Por outro lado, os meus contactos locais, sugeriram uma série de nomes, alguns dos quais nunca tinha ouvido falar (também é verdade que a literatura não é um dos meus fortes): Vrchlický, Jirásek, Němcová, Erben, Hašek, Poláček, Ota Pavel, Seifert (vencedor de um Nobel de Literatura), Havlíček, Hynek Mácha.

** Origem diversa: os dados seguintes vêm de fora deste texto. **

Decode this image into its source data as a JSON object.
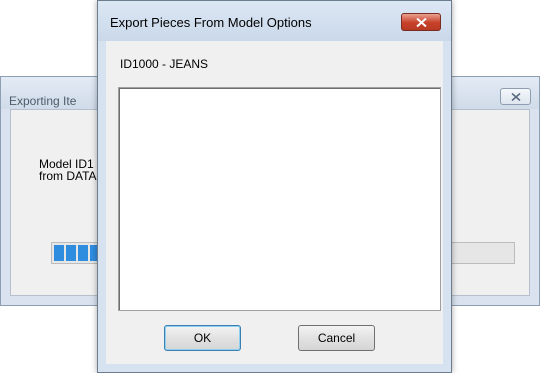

No fim, optei por um consenso, deixando de fora Kundera, incluindo nomes que não foram de todo rejeitados pelos amantes da literatura checos, e Kafka, pelo seu simbolismo. Quiça num futuro não voltarei a este tema, com uma segunda leva de autores a serem abordados, especialmente Kundera, cujo trabalho muito aprecio….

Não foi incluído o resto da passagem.